Çok eskilere gidelim şimdi. Osmanlı döneminde çıkma teklifi yapılmazdı herhalde diye düşünürsünüz. Hayır, bilakiz o dönemlerde de varmış bu teklifler. Bakınız nasıldı isterseniz bir hatırlayalım. Osmanlı zamanlarında eğer bir adam bir kadından hoşlanıyorsa, onun karşısına geçer ve dermiş ki; " Ey dilberi rana! Ey tesadüf-ü müstesna! O mahrem suratınızı görünce size lahza-i kalpten sarsılmış bulunmaktayım. Niyetim acizane-i taciz etmek değildir elbette ki. Bilakis efkar-i umumiyede ufak bir aile bacası tüttürmektir... Sözlerim sizi temin ve tatmin edecek ise şayet zevc-i izdivacınıza talibim!.." Aslında evlenme teklifi duran bu teklif, bir nevi çıkma, bir nevi evlenme teklifi oluyor esasta. Çünkü bilirsiniz ki o dönemlerde öyle günümüzdeki gibi önce el ele tutuşalım, iki yürüyüp gezelim tozalım, sonra anlaşırsak evleniriz olamazmış. Eğer bu bayanın da gönlü varsa karşısındaki bu beye kaşı başını hafifçe kırıp, öne doğru eğer ve olumlu yönde bir yanıt verir, babasının bileceğini söylermiş. Ama bayanın cevabı olumlu değilse işte o zamanda cevabı " O mahrem suratınıza bir sille-i osmaniye nakşedersem, sekte-i kalpten terk-i hayat edersiniz" olurmuş. Gerçi bu işin espiri yanı. Çünkü son dönemde özellikle internet üzerinde dolanan bir fıkranın konuşma replikleri bunlar üç aşağı beş yukarı. 

Lakin hatırlayın, filmlerden ve de dizilerden takip edenler bilir; gerçekten bu tarzmış çıkma teklifi geçmişte. Sonra zaman ilerlemiş ve artık kadın ile erkek daha rahat konuşabilir hale gelmiş. Erkek duygularını daha sıkıntısız olarak dile getirmekte, kadın da daha rahat bir şekilde utanmadan sıkılmadan cevabını ya da düşüncesini net olarak verebilmekteymiş. 

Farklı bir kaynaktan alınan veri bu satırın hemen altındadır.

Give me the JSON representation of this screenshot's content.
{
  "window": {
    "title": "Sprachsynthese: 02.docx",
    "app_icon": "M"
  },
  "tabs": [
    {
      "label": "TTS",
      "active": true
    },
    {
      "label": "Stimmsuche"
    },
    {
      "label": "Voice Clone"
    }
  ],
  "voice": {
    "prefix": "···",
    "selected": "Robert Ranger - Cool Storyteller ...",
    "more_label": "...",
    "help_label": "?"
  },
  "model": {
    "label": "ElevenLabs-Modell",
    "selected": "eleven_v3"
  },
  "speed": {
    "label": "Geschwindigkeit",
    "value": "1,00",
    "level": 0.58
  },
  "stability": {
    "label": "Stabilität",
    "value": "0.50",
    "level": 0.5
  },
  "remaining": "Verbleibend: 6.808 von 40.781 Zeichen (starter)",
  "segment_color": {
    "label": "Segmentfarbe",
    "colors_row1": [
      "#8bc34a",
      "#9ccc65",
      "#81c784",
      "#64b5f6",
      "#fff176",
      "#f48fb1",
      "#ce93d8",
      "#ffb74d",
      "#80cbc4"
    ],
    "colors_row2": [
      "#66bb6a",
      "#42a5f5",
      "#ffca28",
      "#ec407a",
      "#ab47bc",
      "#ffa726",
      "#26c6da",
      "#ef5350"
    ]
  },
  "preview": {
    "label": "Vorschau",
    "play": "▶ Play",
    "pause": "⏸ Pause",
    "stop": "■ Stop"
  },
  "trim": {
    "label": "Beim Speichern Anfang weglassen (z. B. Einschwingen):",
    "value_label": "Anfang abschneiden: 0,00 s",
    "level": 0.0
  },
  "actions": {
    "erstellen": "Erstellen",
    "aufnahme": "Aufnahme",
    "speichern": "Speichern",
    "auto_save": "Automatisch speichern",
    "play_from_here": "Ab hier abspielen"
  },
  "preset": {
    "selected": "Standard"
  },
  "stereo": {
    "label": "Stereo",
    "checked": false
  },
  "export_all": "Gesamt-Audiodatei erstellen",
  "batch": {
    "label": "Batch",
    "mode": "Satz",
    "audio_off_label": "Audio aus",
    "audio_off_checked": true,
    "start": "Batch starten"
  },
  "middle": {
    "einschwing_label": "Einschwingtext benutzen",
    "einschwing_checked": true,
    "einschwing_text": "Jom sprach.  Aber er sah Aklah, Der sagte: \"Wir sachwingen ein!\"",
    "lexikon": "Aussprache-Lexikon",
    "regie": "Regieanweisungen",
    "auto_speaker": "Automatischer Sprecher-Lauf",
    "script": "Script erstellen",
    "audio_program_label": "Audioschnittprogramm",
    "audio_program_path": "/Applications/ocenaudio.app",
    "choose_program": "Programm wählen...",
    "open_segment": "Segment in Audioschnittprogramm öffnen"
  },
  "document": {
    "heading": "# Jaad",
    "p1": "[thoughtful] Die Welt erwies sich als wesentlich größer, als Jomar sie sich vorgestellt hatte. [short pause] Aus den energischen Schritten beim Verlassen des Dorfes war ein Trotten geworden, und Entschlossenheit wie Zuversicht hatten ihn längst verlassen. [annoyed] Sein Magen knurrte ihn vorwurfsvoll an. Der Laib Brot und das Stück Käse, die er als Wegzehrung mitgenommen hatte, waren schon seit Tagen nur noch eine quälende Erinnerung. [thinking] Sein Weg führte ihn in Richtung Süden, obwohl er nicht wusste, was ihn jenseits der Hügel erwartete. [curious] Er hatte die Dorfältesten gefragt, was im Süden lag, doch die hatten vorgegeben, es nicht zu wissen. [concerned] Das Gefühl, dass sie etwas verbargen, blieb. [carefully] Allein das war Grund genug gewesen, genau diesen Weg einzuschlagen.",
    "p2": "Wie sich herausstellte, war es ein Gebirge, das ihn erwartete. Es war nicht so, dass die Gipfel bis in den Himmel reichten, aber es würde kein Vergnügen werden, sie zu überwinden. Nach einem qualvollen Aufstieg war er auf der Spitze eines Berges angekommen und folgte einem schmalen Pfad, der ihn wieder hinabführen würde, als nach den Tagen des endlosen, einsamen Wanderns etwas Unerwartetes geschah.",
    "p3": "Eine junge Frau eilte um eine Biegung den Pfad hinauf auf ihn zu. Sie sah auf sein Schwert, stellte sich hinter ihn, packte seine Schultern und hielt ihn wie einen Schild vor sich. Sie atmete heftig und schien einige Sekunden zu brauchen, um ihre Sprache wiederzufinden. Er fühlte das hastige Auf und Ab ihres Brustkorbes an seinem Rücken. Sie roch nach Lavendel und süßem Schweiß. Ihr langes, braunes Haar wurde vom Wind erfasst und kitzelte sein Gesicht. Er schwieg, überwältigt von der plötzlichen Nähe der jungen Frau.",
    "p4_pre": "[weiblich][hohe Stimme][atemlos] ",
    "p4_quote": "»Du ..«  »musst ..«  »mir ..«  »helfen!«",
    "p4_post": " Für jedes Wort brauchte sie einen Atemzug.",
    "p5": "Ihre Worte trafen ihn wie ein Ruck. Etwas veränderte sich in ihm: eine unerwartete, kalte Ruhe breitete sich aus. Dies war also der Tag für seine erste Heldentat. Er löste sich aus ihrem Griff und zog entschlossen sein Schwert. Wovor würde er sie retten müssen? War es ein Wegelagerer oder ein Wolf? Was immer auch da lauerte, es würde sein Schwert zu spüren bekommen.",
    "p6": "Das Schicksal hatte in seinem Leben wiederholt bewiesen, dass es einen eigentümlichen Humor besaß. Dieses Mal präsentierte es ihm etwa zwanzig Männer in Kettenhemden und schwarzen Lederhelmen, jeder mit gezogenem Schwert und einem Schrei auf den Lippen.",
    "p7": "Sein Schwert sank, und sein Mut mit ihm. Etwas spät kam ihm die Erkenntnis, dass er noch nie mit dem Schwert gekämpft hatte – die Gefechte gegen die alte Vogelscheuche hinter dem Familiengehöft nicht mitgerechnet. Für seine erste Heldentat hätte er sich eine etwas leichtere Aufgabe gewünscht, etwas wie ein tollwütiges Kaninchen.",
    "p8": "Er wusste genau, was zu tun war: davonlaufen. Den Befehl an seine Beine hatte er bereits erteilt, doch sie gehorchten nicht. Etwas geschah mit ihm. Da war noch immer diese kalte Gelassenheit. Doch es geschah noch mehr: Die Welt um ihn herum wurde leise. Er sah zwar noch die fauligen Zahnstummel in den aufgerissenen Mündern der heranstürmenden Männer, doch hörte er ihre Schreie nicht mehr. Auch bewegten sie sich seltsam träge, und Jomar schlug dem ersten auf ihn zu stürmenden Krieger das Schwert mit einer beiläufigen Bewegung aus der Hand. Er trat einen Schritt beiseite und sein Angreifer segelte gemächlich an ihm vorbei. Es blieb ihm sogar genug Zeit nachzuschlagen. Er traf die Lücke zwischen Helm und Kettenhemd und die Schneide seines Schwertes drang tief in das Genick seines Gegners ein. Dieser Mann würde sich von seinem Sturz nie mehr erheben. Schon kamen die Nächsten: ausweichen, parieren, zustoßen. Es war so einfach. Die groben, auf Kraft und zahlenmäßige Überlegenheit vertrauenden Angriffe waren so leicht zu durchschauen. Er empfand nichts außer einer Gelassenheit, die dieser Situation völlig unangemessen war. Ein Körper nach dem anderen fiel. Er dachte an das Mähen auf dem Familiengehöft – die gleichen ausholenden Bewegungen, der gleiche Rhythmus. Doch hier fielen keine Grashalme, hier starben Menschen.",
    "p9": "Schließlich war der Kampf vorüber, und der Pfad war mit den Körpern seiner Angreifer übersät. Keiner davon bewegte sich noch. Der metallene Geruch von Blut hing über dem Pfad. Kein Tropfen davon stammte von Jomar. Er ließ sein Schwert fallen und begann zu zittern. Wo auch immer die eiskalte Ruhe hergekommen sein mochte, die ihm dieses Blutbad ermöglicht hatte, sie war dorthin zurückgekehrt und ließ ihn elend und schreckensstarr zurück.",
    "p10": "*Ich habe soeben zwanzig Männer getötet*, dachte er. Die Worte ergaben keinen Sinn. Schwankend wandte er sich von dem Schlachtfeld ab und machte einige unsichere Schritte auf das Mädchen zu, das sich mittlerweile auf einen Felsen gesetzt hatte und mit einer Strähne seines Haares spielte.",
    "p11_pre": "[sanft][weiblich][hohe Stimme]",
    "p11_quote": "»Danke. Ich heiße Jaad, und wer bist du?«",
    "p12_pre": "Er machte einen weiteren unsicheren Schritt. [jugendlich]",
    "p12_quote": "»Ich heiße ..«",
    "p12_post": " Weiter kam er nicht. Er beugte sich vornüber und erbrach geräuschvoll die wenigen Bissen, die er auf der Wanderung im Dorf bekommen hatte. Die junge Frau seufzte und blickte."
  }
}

Günümüze geldiğimizde kadın ve erkek çıkma teklifini bırakmış bir kenara, teklif de neymiş diye bir mantık çerçevesinde "benimle çıkar mısın?" gibi bir soru cümlesini saçma ve gereksiz bulup, artık bir beraberliğe başlar olmuş. Ancak bu rahatlığın sanmayın ki hiç desavantajı yok. Tabi ki de var. Çünkü iki kişi konuşup, görüşmeye başlayıp, uzun uzun buluşmaların sonrasında böyle bir teklifin evresi geçtiğinden dolayı bayan çelişkiye düşer. Sebebi erkek ona bu soruyu sormadığı gibi ilişkinin adını bile koymuş değildir. Acaba şimdi çıkıyorlar mı yani beraberler ve bir ilişki başladı mı? Kadın adama, adam da kadına sahip mi değil mi? Birbirlerine hesap verme durumu var mı yok mu? Kadın bilmiyor; adam rahat. Ve bunun neticesinde bir süre sonra daha ilişki belki de başlayamamışken oluşan gerginlikler ve biten aşklar.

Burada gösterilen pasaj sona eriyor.